Participation of Gs-proteins in the action of relaxin-like gonad-stimulating substance (GSS) for 1-methyladenine production in starfish ovarian follicle cells

Gonad-stimulating substance (GSS) in starfish is the only known invertebrate peptide hormone responsible for final gamete maturation, rendering it functionally analogous to gonadotropins in vertebrates. Recently, we purified GSS from radial nerves in the starfish Asterina pectinifera and identified the chemical structure as a heterodimer composed of two different peptides (A- and B-chain) with disulfide cross-linkages. This study examined the hormonal action of GSS on ovarian follicle cells obtained from ovaries in growing (stage IV) and fully grown (stage V) stages, and particularly the mode of signal transduction. The action of GSS on 1-MeAde production by follicle cells in stage V was mediated through the production of cAMP. In contrast, GSS failed to induce 1-MeAde and cAMP production by follicle cells in stage IV. According to competitive experiments using radioiodinated and radioinert GSS, highly specific binding was observed in follicle cells, though their affinities and numbers in stage IV were inferior to those in stage V. Interestingly, Gsα was not detected immunologically in follicle cell membranes of stage IV. Gβ was also faint in stage IV. Although adenylyl cyclase activity in stage V was dose-dependently activated by GSS in the presence of GTP, neither GSS in the presence of GTP nor nonhydrolyzable GTP analogs were effective on the activity in stage IV. These findings strongly suggest that the failure of GSS to produce 1-MeAde is because of a lack of Gs-proteins in follicle cells at stage IV.

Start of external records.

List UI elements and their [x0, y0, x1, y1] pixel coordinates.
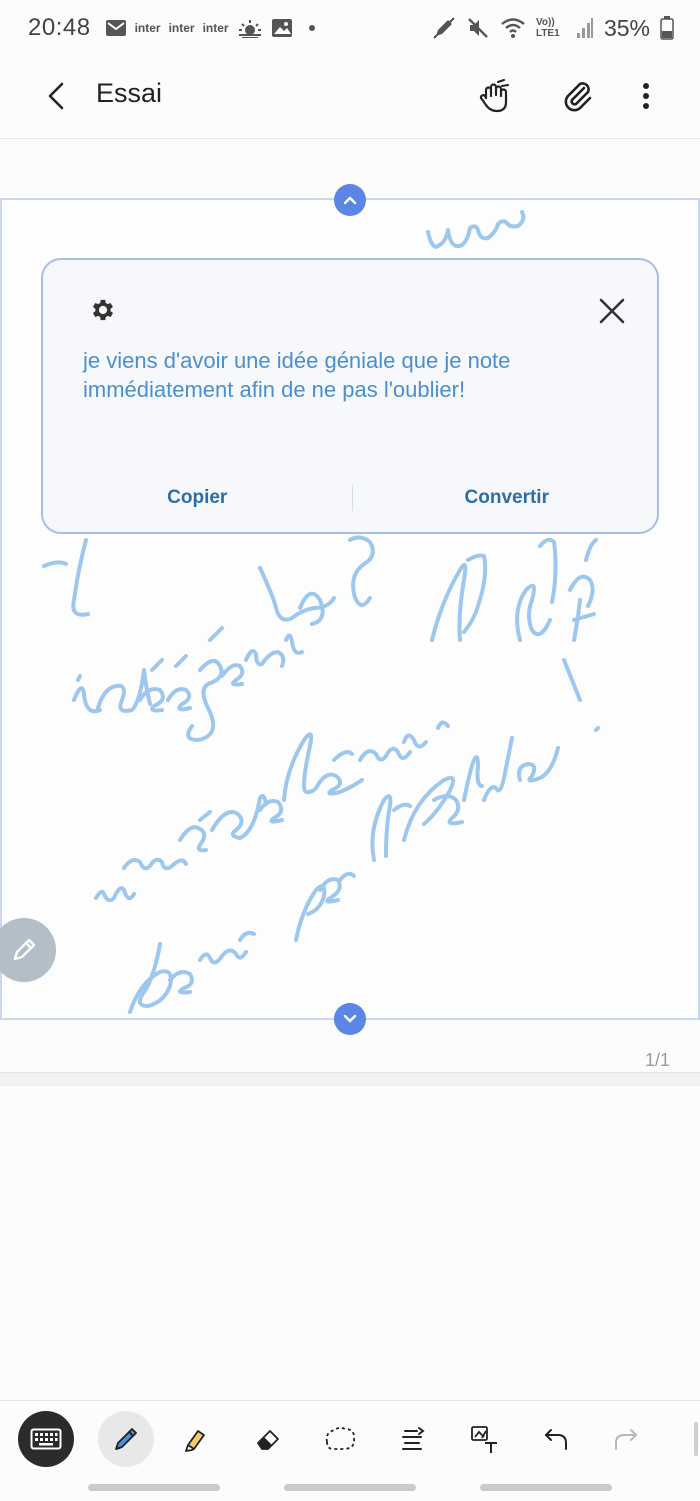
text-image-icon — [471, 1426, 497, 1453]
nav-back-pill[interactable] — [480, 1484, 612, 1491]
nav-recent-pill[interactable] — [88, 1484, 220, 1491]
settings-icon — [92, 299, 114, 321]
mail-icon — [105, 19, 127, 37]
battery-percent: 35% — [603, 14, 650, 41]
pen-icon — [432, 16, 456, 40]
close-icon — [599, 298, 625, 324]
keyboard-icon — [30, 1428, 62, 1450]
frame-expand-handle[interactable] — [334, 1003, 366, 1035]
app-bar: Essai — [0, 56, 700, 136]
back-icon — [48, 82, 64, 110]
back-button[interactable] — [36, 76, 76, 116]
pen-icon — [115, 1428, 137, 1450]
signal-icon — [576, 17, 594, 39]
touch-draw-icon — [479, 79, 509, 113]
wifi-icon — [500, 17, 526, 39]
pen-tool-button[interactable] — [98, 1411, 154, 1467]
toolbar-scroll-edge — [694, 1422, 698, 1456]
copy-button[interactable]: Copier — [43, 487, 352, 509]
highlighter-tool-button[interactable] — [168, 1411, 224, 1467]
redo-button[interactable] — [598, 1411, 654, 1467]
close-popup-button[interactable] — [595, 294, 629, 328]
attachment-icon — [564, 82, 592, 112]
network-label: Vo)) LTE1 — [535, 17, 560, 39]
app-bar-divider — [0, 138, 700, 139]
page-indicator: 1/1 — [644, 1050, 670, 1070]
eraser-tool-button[interactable] — [240, 1411, 296, 1467]
settings-button[interactable] — [89, 296, 117, 324]
frame-collapse-handle[interactable] — [334, 184, 366, 216]
chevron-down-icon — [343, 1014, 357, 1023]
status-time: 20:48 — [28, 14, 91, 41]
mute-icon — [466, 16, 490, 40]
lasso-icon — [325, 1426, 355, 1450]
drawing-toolbar — [0, 1400, 700, 1478]
text-align-tool-button[interactable] — [384, 1411, 440, 1467]
status-notifications: inter inter inter — [105, 18, 315, 38]
text-image-tool-button[interactable] — [456, 1411, 512, 1467]
weather-icon — [237, 18, 263, 38]
lasso-tool-button[interactable] — [312, 1411, 368, 1467]
nav-home-pill[interactable] — [284, 1484, 416, 1491]
chevron-up-icon — [343, 196, 357, 205]
image-icon — [271, 18, 293, 38]
carrier-label: inter — [134, 21, 161, 35]
notification-dot — [308, 25, 315, 31]
text-align-icon — [402, 1427, 425, 1450]
redo-icon — [615, 1429, 637, 1450]
status-right: Vo)) LTE1 35% — [432, 0, 674, 56]
keyboard-button[interactable] — [18, 1411, 74, 1467]
pen-edit-icon — [13, 938, 36, 961]
status-bar: 20:48 inter inter inter Vo)) LTE1 35% — [0, 0, 700, 56]
page-separator — [0, 1072, 700, 1086]
handwriting-conversion-popup: je viens d'avoir une idée géniale que je… — [41, 258, 659, 534]
recognized-text: je viens d'avoir une idée géniale que je… — [83, 348, 511, 402]
convert-button[interactable]: Convertir — [353, 487, 662, 509]
undo-button[interactable] — [528, 1411, 584, 1467]
undo-icon — [545, 1429, 567, 1450]
highlighter-icon — [185, 1430, 205, 1452]
carrier-label: inter — [202, 21, 229, 35]
more-vert-icon — [643, 83, 649, 109]
attachment-button[interactable] — [556, 74, 600, 118]
touch-draw-button[interactable] — [472, 74, 516, 118]
carrier-label: inter — [168, 21, 195, 35]
battery-icon — [660, 16, 674, 40]
page-title: Essai — [96, 78, 163, 108]
more-options-button[interactable] — [624, 74, 668, 118]
popup-actions: Copier Convertir — [43, 478, 661, 518]
eraser-icon — [257, 1430, 279, 1450]
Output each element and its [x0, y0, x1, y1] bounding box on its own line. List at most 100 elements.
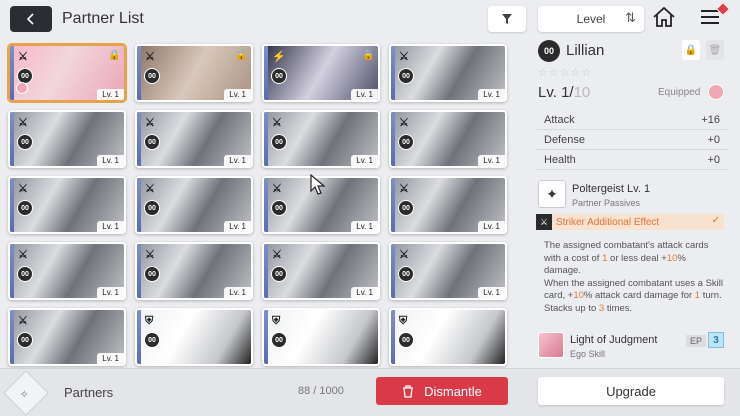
- lock-icon: 🔒: [108, 50, 121, 61]
- rarity-stripe: [264, 310, 268, 364]
- stat-row-health: Health +0: [536, 150, 728, 170]
- equipped-label: Equipped: [658, 87, 701, 98]
- striker-role-icon: ⚔: [399, 183, 409, 195]
- card-level: Lv. 1: [97, 89, 124, 100]
- trash-button[interactable]: 🗑: [706, 40, 724, 60]
- partners-emblem-icon: ✧: [3, 370, 49, 416]
- page-title: Partner List: [62, 10, 144, 27]
- stat-label: Defense: [544, 133, 585, 146]
- rarity-stripe: [10, 178, 14, 232]
- grade-badge: 00: [538, 40, 560, 62]
- equipped-avatar[interactable]: [708, 84, 724, 100]
- card-level: Lv. 1: [351, 287, 378, 298]
- partner-card[interactable]: ⚔ 00 Lv. 1: [135, 110, 253, 168]
- rarity-stripe: [137, 178, 141, 232]
- striker-role-icon: ⚔: [18, 249, 28, 261]
- partner-card[interactable]: ⚔ 00 Lv. 1: [389, 110, 507, 168]
- trash-icon: [403, 384, 414, 398]
- sparkle-icon[interactable]: ✦: [538, 180, 566, 208]
- partners-label: Partners: [64, 385, 114, 400]
- partner-card[interactable]: ⚔ 00 🔒 Lv. 1: [8, 44, 126, 102]
- striker-role-icon: ⚔: [18, 183, 28, 195]
- grade-badge: 00: [398, 134, 414, 150]
- partner-card[interactable]: ⚔ 00 Lv. 1: [389, 242, 507, 300]
- partner-card[interactable]: ⚔ 00 Lv. 1: [8, 308, 126, 366]
- partner-card[interactable]: ⚔ 00 Lv. 1: [8, 176, 126, 234]
- partner-card[interactable]: ⚔ 00 Lv. 1: [262, 110, 380, 168]
- rarity-stripe: [264, 46, 268, 100]
- lock-icon: 🔒: [362, 50, 375, 61]
- partner-card[interactable]: ⛨ 00: [262, 308, 380, 366]
- grade-badge: 00: [271, 266, 287, 282]
- lightning-role-icon: ⚡: [272, 51, 286, 63]
- desc-text: or less deal +: [607, 252, 667, 264]
- rarity-stripe: [137, 112, 141, 166]
- shield-role-icon: ⛨: [272, 315, 281, 327]
- striker-role-icon: ⚔: [272, 183, 282, 195]
- partner-card[interactable]: ⚔ 00 Lv. 1: [389, 44, 507, 102]
- partner-card[interactable]: ⚔ 00 Lv. 1: [262, 242, 380, 300]
- dismantle-button[interactable]: Dismantle: [376, 377, 508, 405]
- rarity-stripe: [137, 46, 141, 100]
- card-level: Lv. 1: [478, 221, 505, 232]
- partner-count: 88 / 1000: [298, 385, 344, 397]
- lock-icon: 🔒: [684, 44, 698, 56]
- partner-card[interactable]: ⚔ 00 Lv. 1: [389, 176, 507, 234]
- partner-card[interactable]: ⚔ 00 Lv. 1: [135, 242, 253, 300]
- stat-row-attack: Attack +16: [536, 110, 728, 130]
- striker-role-icon: ⚔: [145, 117, 155, 129]
- card-level: Lv. 1: [224, 221, 251, 232]
- footer-bar: ✧ Partners 88 / 1000 Dismantle Upgrade: [0, 368, 740, 416]
- check-icon: ✓: [711, 215, 720, 226]
- card-level: Lv. 1: [97, 287, 124, 298]
- dismantle-label: Dismantle: [424, 383, 482, 399]
- desc-text: % attack card damage for: [583, 290, 695, 301]
- partner-detail-panel: 00 Lillian 🔒 🗑 ☆☆☆☆☆ Lv. 1/10 Equipped A…: [536, 38, 732, 368]
- partner-card[interactable]: ⚡ 00 🔒 Lv. 1: [262, 44, 380, 102]
- grade-badge: 00: [144, 332, 160, 348]
- filter-button[interactable]: [488, 6, 526, 32]
- card-level: Lv. 1: [224, 89, 251, 100]
- partner-card[interactable]: ⚔ 00 Lv. 1: [8, 242, 126, 300]
- card-level: Lv. 1: [97, 353, 124, 364]
- partner-grid: ⚔ 00 🔒 Lv. 1 ⚔ 00 🔒 Lv. 1 ⚡ 00 🔒 Lv. 1 ⚔ 00 Lv. 1 ⚔ 00 Lv…: [8, 44, 530, 366]
- partner-card[interactable]: ⛨ 00: [389, 308, 507, 366]
- rarity-stripe: [10, 310, 14, 364]
- equipped-avatar: [16, 82, 28, 94]
- level-display: Lv. 1/10: [538, 84, 590, 101]
- sort-order-icon[interactable]: ⇅: [625, 10, 636, 26]
- rarity-stripe: [10, 112, 14, 166]
- home-button[interactable]: [652, 6, 678, 32]
- partner-card[interactable]: ⚔ 00 🔒 Lv. 1: [135, 44, 253, 102]
- card-level: Lv. 1: [351, 89, 378, 100]
- upgrade-button[interactable]: Upgrade: [538, 377, 724, 405]
- lock-button[interactable]: 🔒: [682, 40, 700, 60]
- desc-text: times.: [604, 302, 633, 314]
- passive-title: Poltergeist Lv. 1: [572, 183, 651, 195]
- compass-icon: ✧: [19, 387, 29, 401]
- back-button[interactable]: [10, 6, 52, 32]
- striker-effect-row[interactable]: ⚔ Striker Additional Effect ✓: [536, 214, 724, 230]
- striker-role-icon: ⚔: [18, 117, 28, 129]
- level-current: Lv. 1/: [538, 84, 574, 101]
- partner-card[interactable]: ⚔ 00 Lv. 1: [8, 110, 126, 168]
- rarity-stripe: [10, 46, 14, 100]
- striker-effect-label: Striker Additional Effect: [556, 216, 660, 228]
- menu-button[interactable]: [698, 1, 731, 32]
- striker-role-icon: ⚔: [399, 117, 409, 129]
- striker-role-icon: ⚔: [145, 183, 155, 195]
- rarity-stripe: [137, 244, 141, 298]
- ep-label: EP: [686, 335, 707, 347]
- ego-skill-section[interactable]: Light of Judgment Ego Skill EP 3: [536, 330, 728, 362]
- partner-card[interactable]: ⚔ 00 Lv. 1: [135, 176, 253, 234]
- partner-card[interactable]: ⛨ 00: [135, 308, 253, 366]
- sort-dropdown[interactable]: Level ⇅: [538, 6, 644, 32]
- rarity-stripe: [264, 244, 268, 298]
- rarity-stripe: [391, 178, 395, 232]
- stats-list: Attack +16 Defense +0 Health +0: [536, 110, 728, 170]
- stat-row-defense: Defense +0: [536, 130, 728, 150]
- desc-highlight: 10: [666, 252, 678, 264]
- rarity-stripe: [391, 112, 395, 166]
- shield-role-icon: ⛨: [145, 315, 154, 327]
- striker-role-icon: ⚔: [145, 249, 155, 261]
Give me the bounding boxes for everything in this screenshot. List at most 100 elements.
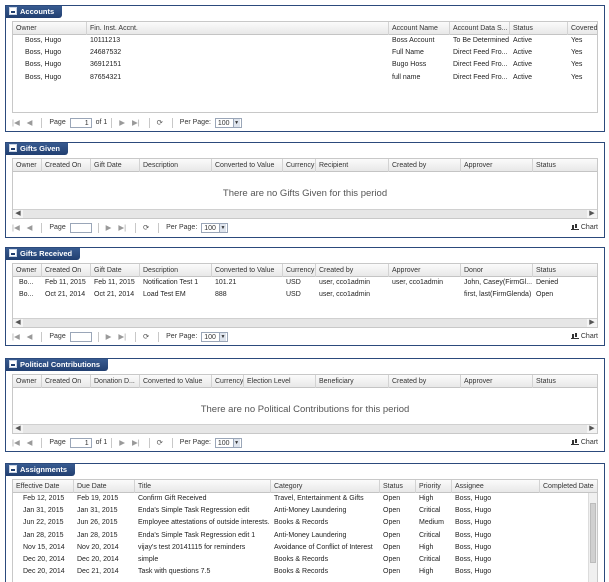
- table-row[interactable]: Jun 22, 2015 Jun 26, 2015 Employee attes…: [13, 517, 597, 529]
- per-page-select[interactable]: 100 ▼: [214, 118, 242, 128]
- next-page-icon[interactable]: ▶: [119, 116, 125, 130]
- horizontal-scrollbar[interactable]: ◀ ▶: [13, 424, 597, 433]
- horizontal-scrollbar[interactable]: ◀ ▶: [13, 318, 597, 327]
- chart-button[interactable]: Chart: [570, 330, 598, 344]
- column-header-currency[interactable]: Currency: [283, 159, 316, 172]
- scrollbar-thumb[interactable]: [590, 503, 596, 563]
- column-header-owner[interactable]: Owner: [13, 264, 42, 277]
- chevron-down-icon[interactable]: ▼: [218, 224, 226, 232]
- first-page-icon[interactable]: |◀: [12, 330, 20, 344]
- column-header-beneficiary[interactable]: Beneficiary: [316, 375, 389, 388]
- column-header-status[interactable]: Status: [533, 264, 597, 277]
- column-header-election-level[interactable]: Election Level: [244, 375, 316, 388]
- page-number-input[interactable]: [69, 332, 92, 342]
- table-row[interactable]: Bo... Oct 21, 2014 Oct 21, 2014 Load Tes…: [13, 289, 597, 301]
- column-header-owner[interactable]: Owner: [13, 22, 87, 35]
- table-row[interactable]: Dec 20, 2014 Dec 21, 2014 Task with ques…: [13, 566, 597, 578]
- first-page-icon[interactable]: |◀: [12, 436, 20, 450]
- first-page-icon[interactable]: |◀: [12, 221, 20, 235]
- horizontal-scrollbar[interactable]: ◀ ▶: [13, 209, 597, 218]
- first-page-icon[interactable]: |◀: [12, 116, 20, 130]
- collapse-icon[interactable]: [9, 7, 17, 15]
- prev-page-icon[interactable]: ◀: [27, 436, 33, 450]
- column-header-gift-date[interactable]: Gift Date: [91, 159, 140, 172]
- column-header-gift-date[interactable]: Gift Date: [91, 264, 140, 277]
- political-contributions-panel-header[interactable]: Political Contributions: [6, 359, 108, 371]
- gifts-received-panel-header[interactable]: Gifts Received: [6, 248, 81, 260]
- table-row[interactable]: Bo... Feb 11, 2015 Feb 11, 2015 Notifica…: [13, 277, 597, 289]
- scroll-left-icon[interactable]: ◀: [13, 425, 23, 433]
- column-header-description[interactable]: Description: [140, 159, 212, 172]
- column-header-covered[interactable]: Covered: [568, 22, 597, 35]
- column-header-effective-date[interactable]: Effective Date: [13, 480, 74, 493]
- chevron-down-icon[interactable]: ▼: [232, 119, 240, 127]
- refresh-icon[interactable]: ⟳: [143, 221, 149, 235]
- column-header-created-by[interactable]: Created by: [389, 375, 461, 388]
- last-page-icon[interactable]: ▶|: [132, 436, 140, 450]
- table-row[interactable]: Dec 20, 2014 Dec 20, 2014 simple Books &…: [13, 554, 597, 566]
- column-header-donor[interactable]: Donor: [461, 264, 533, 277]
- table-row[interactable]: Boss, Hugo 87654321 full name Direct Fee…: [13, 72, 597, 84]
- column-header-approver[interactable]: Approver: [461, 159, 533, 172]
- column-header-status[interactable]: Status: [533, 159, 597, 172]
- column-header-status[interactable]: Status: [510, 22, 568, 35]
- refresh-icon[interactable]: ⟳: [157, 116, 163, 130]
- table-row[interactable]: Boss, Hugo 36912151 Bugo Hoss Direct Fee…: [13, 59, 597, 71]
- column-header-donation-date[interactable]: Donation D...: [91, 375, 140, 388]
- column-header-priority[interactable]: Priority: [416, 480, 452, 493]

Interaction of Relaxin-Like Gonad-Stimulating Substance with Ovarian Follicle Cells of the StarfishAsterina pectinifera

Previously, gonad-stimulating substance (GSS), which acts as a gonadotropin, was purified from radial nerves of the starfish Asterina pectinifera and its structure was elucidated. Here, the interaction of GSS with receptors was examined in ovarian follicle cells, a target of GSS. In competitive experiments using radioiodinated and radioinert GSS, highly specific binding was observed in the microsomal/plasma membrane fraction of follicle cells. GSS scarcely bound in the cytosolic fraction. Scatchard plots showed the numbers of binding sites (NBS) in whole homogenate and the crude membrane to be 1.65 and 3.42 pmoles/mg protein, respectively. Dissociation constant (K (d)) values in these two preparations were almost the same at about 0.6-0.7 nM. Furthermore, it was shown that GSS stimulated adenylyl cyclase activity in follicle cell membranes in a dose-dependent manner that required GTP. Immunoblotting with specific antibodies for G-protein subunits after SDS-PAGE of the membrane preparation showed both stimulatory (Gs) and inhibitory (Gi) regulatory α-subunits for adenylyl cyclase and a β-subunit. The results strongly suggest that GSS interacts with G-protein-coupled receptors (GPCR) located in the follicle cell membrane to stimulate Gs-protein and adenylyl cyclase activity.